III - Running the MBTA data analysis pipeline without injections

The MBTA data analysis pipeline has been run in advance on the data from the Virgo C7 run. This is to let students do interesting things. It is so boring waiting for an analysis to finish (it takes up to an hour for the C7 data we use) !
The result of the analysis is in the folder vesf_CBC/C7_data/. The files of interest are
  • The template grid files generated :
    • for the low frequency band : m1Min_1.00_m1Max_5.00_Kmin_0.00_Kmax_100.00_nuMin_80.00_nuMax_263.00.grid
    • for the high frequency band : m1Min_1.00_m1Max_5.00_Kmin_0.00_Kmax_100.00_nuMin_263.00_nuMax_2000.00.grid
    • for the total frequency band : m1Min_1.00_m1Max_5.00_Kmin_0.00_Kmax_100.00_nuMin_80.00_nuMax_2000.00.grid
  • The spectrum frame vector file : PSD_sampling_4000_npoints_8192_channel_h_4kHzNo50.vect
  • The file containg the set of candidate events for analysis without injections : MBTA_results.ffl
The analysis has also been done on a set of simulated data with a colored gaussian noise. The spectrum is not the same as the one of the true C7 data, but this doesn't change much the overall results. The result of the analysis is in the folder vesf_CBC/Gaussian_noise/. The files of interest are
  • The template grid files generated :
    • for the low frequency band : m1Min_1.30_m1Max_2.00_Kmin_0.00_Kmax_100.00_nuMin_80.00_nuMax_180.00.grid
    • for the high frequency band : m1Min_1.30_m1Max_2.00_Kmin_0.00_Kmax_100.00_nuMin_180.00_nuMax_2000.00.grid
    • for the total frequency band : m1Min_1.30_m1Max_2.00_Kmin_0.00_Kmax_100.00_nuMin_80.00_nuMax_2000.00.grid
  • The spectrum frame vector file : PSD_sampling_4000_npoints_8192_channel_h_4kHzNo50.vect
  • The file containg the set of candidate events for analysis without injections : MBTA_results.ffl

Now to the work :

  1. Visualize the grid of templates (above) generated by the MBTA data analysis pipeline.
         Macro : Plot_Saved_Grid.C
    Try also to visualize the low and high frequency band grids. The name of the file should give you all the information you need to change the parameters in the macro
    (the masses and the nuMin = lower frequency limit).
  2. In the simulated gaussian data (be sure to go to the right directory !), using the look_at_one_event.C macro, extract the particular selected event and obtain it's parameters. Visualize the cross-product as a function of time around the event. Compare with the ideal case of exercise II.
    You can do this for the two times suggested in the macro.
  3. For the simulated gaussian data (be sure to go to the right directory !), analyze the MBTA resulting events (with the macro : all.C) to obtain the following plots/distributions
    • Signal over Noise Ratio (SNR) of the events versus the time of the event
      • notice the variation of the rate of events with time. Spot the "noisy" periods and "quiet" periods
    • SNR distribution of the events
    • 2-dim plot of the SNR inthe high frequency band versus the SNR in the low frequency band for the events
      • where would you await the true events to be on this plot ?
    • SNR versus total mass of the template that fired the event.
      • Can you explain the distribution, in particular the influence of high masses ?
  4. Same work for the real C7 data. Make a comparison of the plots in the two cases gaussian noise / C7 data.

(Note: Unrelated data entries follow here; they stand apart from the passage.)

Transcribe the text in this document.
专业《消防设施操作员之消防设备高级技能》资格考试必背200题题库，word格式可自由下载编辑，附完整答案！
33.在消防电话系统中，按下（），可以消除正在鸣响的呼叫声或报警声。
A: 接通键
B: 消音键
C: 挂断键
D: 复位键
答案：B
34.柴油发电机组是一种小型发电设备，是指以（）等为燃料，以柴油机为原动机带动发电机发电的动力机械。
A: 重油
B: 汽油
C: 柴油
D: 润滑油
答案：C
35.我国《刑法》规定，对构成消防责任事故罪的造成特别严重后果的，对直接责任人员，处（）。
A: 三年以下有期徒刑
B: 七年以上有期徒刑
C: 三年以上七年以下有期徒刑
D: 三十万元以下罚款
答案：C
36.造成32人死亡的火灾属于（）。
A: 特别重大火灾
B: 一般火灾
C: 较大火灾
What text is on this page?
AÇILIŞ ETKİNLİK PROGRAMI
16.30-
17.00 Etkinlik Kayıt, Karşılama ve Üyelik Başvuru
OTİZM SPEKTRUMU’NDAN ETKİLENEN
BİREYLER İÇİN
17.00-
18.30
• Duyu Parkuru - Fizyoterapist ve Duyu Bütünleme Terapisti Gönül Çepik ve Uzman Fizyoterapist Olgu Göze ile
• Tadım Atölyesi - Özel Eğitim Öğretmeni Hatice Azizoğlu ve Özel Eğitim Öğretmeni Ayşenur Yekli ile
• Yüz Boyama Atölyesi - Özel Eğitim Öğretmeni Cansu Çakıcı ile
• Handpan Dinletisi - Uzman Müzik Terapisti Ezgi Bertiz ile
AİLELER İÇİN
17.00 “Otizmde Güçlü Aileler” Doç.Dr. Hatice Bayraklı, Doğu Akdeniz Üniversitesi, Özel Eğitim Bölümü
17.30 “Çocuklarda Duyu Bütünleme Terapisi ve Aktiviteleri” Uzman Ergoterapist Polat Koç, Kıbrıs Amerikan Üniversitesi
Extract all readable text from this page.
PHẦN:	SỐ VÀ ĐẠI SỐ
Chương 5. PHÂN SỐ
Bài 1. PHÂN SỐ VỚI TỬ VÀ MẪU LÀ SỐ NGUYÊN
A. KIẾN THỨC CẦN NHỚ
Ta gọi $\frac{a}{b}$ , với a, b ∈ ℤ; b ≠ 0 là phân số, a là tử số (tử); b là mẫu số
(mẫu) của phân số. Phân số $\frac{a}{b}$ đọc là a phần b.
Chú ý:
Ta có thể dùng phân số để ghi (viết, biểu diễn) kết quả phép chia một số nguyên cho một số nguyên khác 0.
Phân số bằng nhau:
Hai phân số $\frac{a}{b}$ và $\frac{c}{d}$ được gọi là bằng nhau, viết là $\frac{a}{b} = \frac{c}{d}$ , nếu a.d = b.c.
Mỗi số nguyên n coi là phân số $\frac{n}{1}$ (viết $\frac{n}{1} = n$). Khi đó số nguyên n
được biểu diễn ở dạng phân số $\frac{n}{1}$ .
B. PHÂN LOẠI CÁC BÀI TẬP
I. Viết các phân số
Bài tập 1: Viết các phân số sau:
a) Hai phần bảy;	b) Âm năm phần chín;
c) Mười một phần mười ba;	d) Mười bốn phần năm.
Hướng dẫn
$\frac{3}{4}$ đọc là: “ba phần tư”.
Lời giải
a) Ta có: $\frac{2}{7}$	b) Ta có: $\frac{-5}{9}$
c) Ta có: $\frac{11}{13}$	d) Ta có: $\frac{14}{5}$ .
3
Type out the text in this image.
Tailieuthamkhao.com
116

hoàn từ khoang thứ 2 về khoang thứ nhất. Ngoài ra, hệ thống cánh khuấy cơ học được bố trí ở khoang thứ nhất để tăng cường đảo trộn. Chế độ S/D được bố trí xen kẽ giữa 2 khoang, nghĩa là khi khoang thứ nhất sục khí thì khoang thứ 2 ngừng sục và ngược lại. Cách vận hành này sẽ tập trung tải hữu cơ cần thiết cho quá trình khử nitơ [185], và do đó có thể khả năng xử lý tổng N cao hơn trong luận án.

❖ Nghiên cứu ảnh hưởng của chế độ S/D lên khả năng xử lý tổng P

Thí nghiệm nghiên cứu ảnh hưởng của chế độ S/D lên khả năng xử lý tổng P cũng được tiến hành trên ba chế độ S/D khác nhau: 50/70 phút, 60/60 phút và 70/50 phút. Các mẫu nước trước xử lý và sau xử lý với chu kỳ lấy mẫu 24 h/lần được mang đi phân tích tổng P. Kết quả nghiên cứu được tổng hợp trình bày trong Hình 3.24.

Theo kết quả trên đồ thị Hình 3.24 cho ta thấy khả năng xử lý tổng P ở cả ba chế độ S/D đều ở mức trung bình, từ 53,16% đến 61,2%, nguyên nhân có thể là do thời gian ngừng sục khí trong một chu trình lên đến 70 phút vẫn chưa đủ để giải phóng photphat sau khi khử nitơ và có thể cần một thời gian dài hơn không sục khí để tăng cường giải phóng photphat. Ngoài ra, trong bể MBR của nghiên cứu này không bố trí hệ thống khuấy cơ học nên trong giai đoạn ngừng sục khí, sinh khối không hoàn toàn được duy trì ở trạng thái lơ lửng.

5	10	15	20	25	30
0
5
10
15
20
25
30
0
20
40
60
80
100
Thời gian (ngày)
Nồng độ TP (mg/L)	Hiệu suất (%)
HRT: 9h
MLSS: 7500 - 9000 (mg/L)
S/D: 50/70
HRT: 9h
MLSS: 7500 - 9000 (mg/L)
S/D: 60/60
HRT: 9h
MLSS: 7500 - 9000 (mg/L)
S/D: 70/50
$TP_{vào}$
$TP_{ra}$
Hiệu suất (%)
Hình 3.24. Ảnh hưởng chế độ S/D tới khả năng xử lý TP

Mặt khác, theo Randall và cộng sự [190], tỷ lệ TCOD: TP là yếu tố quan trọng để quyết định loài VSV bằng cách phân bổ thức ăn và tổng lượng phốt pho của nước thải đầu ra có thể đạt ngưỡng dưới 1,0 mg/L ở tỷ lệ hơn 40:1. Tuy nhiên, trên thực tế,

IV - Running the MBTA data analysis pipeline on data containing injections

The result of the analysis on data containing software injections is in the folder vesf_CBC/C7_data_with_injections/. The files of interest are
  • The template grid files generated :
    • for the low frequency band : m1Min_1.00_m1Max_5.00_Kmin_0.00_Kmax_100.00_nuMin_80.00_nuMax_263.00.grid
    • for the high frequency band : m1Min_1.00_m1Max_5.00_Kmin_0.00_Kmax_100.00_nuMin_263.00_nuMax_2000.00.grid
    • for the total frequency band : m1Min_1.00_m1Max_5.00_Kmin_0.00_Kmax_100.00_nuMin_80.00_nuMax_2000.00.grid
  • The spectrum frame vector file : PSD_sampling_4000_npoints_8192_channel_h_4kHzNo50plusSignal.vect
  • The file containg the set of candidate events for analysis with injections : MBTA_results.ffl

The analysis has also been done on a set of simulated data containing injections with a colored gaussian noise. The spectrum is not the same as the one of the true C7 data, but this doesn't change much the overall results. The result of the analysis is in the folder vesf_CBC/Gaussian_noise_with_injections/.

Now to the work :

  1. In order to check that it is the same as for the previous exercise, visualize the grid of templates (above) generated by the MBTA data analysis pipeline.
         Macro : Plot_Saved_Grid.C
    Try also to visualize the low and high frequency band grids.
    The name of the file should give you all the information you need to change the parameters in the macro (the masses and the nuMin = lower frequency limit).
  2. In the simulated gaussian data (be sure to go to the right directory !), using the look_at_one_event.C macro, extract the particular selected event and obtain it's parameters. Visualize the cross-product as a function of time around the event. Compare with the ideal case of exercise III.
    You can do this for the two times suggested in the macro.
  3. For the simulated gaussian data (be sure to go to the right directory !), analyze the events (Macro : all.C) to obtain the following plots/distributions
    • Signal over Noise Ratio (SNR) of the events versus the time of the event
    • notice the variation of the rate of events with time. Spot the "noisy" periods and "quiet" periods
    • SNR distribution of the events
    • 2-dim plot of the SNR inthe high frequency band versus the SNR in the low frequency band for the events
      • where would you await the true events to be on this plot ? Can you spot them ?
    • Chi^2 vs SNR distribution of the events
      • where would you await the true events to be on this plot ? Can you spot them ?
    • SNR versus total mass of the template that fired the event.
      • Can you explain the distribution, in particular the influence of high masses ?
  4. Examples of the previous plots are given in the macro all.C. Writing the code yourself, add a plot of the SNR of the simulated/injected event versus the SNR of the reconstructed event. All the ingredients are accessible, although not in a single macro !
  5. Observe the distributions and decide of a reasonable set of cuts to separate the noise and "true" events (simulated injections)
  6. Same work for the real C7 data. Make a comparison of the plots in the two cases gaussian noise / C7 data.
  7. In all cases, how many events do you obtain with your cuts ? Can you estimate their approximate parameters (masses) ?

V - Blind injection challenge

A set of injections were made on the C7 data (in the directory vesf_CBC/C7_data_with_blind_injections/), but without knowledge of the actual times or values of parameters (so called "blind injections"). Of course, we know the times and parameters...
Will you be able to find these events ? What can you say about them ?